We propose, in (3+1)-dimensional spacetimes, a novel astrophysical source of squeezed graviton states, due to superradiant axionic clouds surrounding rotating (Kerr-type) black holes (BH). The microscopic origin of these axions is diverse, ranging from the Kalb-Ramond (model-independent) axions and compactification axions in string theory, to \cm contorted geometries exemplified by a totally antisymmetric component of torsion in Einstein-Cartan theory. The axion fields couple to chiral gauge and gravitational Chern-Simons (CS) anomaly terms in the effective gravitational actions. In the presence of a Kerr BH background, such axions lead, upon acquiring a mass, to superradiance and the production of pairs of entangled gravitons in a squeezed state. The specific microscopic origin of the axions is not important, provided they are massive. This multimode squeezed-graviton state is examined through a Takagi-like decomposition, used in quantum optics. In the effective action it is shown that squeezing effects associated with conventional general relativity (GR) dominate, by many orders of magnitude, the corresponding effects due to the CS gravitational anomaly terms. For a sufficiently long lifetime of the axionic cloud of the BH, we find that significant squeezing (quantified through the average number of gravitons with respect to the appropriate vacuum) can be produced from the GR effects.
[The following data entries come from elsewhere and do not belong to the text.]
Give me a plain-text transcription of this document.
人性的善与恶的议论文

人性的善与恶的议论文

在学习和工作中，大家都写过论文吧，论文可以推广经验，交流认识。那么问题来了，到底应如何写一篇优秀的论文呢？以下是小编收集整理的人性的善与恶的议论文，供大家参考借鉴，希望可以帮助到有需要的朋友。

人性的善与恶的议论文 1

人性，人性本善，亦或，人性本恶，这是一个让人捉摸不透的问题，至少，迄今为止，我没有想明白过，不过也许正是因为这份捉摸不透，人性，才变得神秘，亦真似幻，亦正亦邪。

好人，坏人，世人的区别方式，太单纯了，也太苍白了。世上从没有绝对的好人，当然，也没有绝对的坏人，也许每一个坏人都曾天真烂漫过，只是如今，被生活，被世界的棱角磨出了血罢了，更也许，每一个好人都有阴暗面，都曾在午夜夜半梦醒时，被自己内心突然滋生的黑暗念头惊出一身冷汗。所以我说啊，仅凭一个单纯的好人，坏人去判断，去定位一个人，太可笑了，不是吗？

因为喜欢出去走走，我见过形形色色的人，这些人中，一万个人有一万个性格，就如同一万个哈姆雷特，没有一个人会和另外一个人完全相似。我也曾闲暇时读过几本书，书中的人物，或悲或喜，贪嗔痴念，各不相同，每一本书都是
It is also demonstrated explicitly that the structure of the entangled states (when the latter are expressed in a left-right polarization basis) depends highly on whether the GR or the anomalous CS effects produce the entanglement.

Paper Structure

This paper contains 29 sections, 344 equations, 7 figures.

Figures (7)

  • Figure 1: The superradiant axionic cloud around a rotating BH. The non-linear axion-graviton interactions are responsible for the production of pairs of entangled gravitons; the processes involved is the annihilation of two axions into two gravitons (in analogy to SFWM), and the axion decay into two gravitons (in analogy to SPDC). Picture taken from Dorlis:2025zzz.
  • Figure 2: Polarization correlations from the GR induced interaction for LL and RR polarization pairs. The asymmetry is the result of the $2p$-state of the axionic cloud. The plots have been made for $a_{\mu}=0.1$, with $\vec{k}+\vec{k}^\prime$ lying on the y-axis, and $k=k^\prime=\mu_b$. Figure taken from Dorlis:2025zzz.
  • Figure 3: Polarization correlations from the GR induced interaction for LR and RL polarization pairs. The plots have been made for $a_{\mu}=0.1$, with $\vec{k}+\vec{k}^\prime$ lying on the y-axis, and $k=k^\prime=\mu_b$. Figure taken from Dorlis:2025zzz.
  • Figure 4: Polarization correlations from the GR induced interaction in the case that each graviton is emitted at different momenta ($k \neq k^\prime$) obeying though $k+k^\prime= 2\mu_b$. The plots have been made for $a_{\mu}=0.1$, with $\vec{k}+\vec{k}^\prime$ lying on the y-axis. One can observe that the case of $k=k^\prime=\mu_b$ is the dominant one. Left panel: $k=\frac{3}{2}\mu_b$ and $k^\prime = \frac{1}{2}\mu_b$. Right panel: $k=1.9\mu_b$ and $k^\prime = 0.1\mu_b$.
  • Figure 5: Polarization correlations from the gravitational CS anomaly induced interaction. Only pairs of opposite polarizations are produced; Maximal entanglement between the Left and Right polarizations. The plots have been made for $a_{\mu}=0.1$, with $\vec{k}+\vec{k}^\prime$ lying on the y-axis, and $k=k^\prime=\mu_b/2$. Figure taken from Dorlis:2025zzz.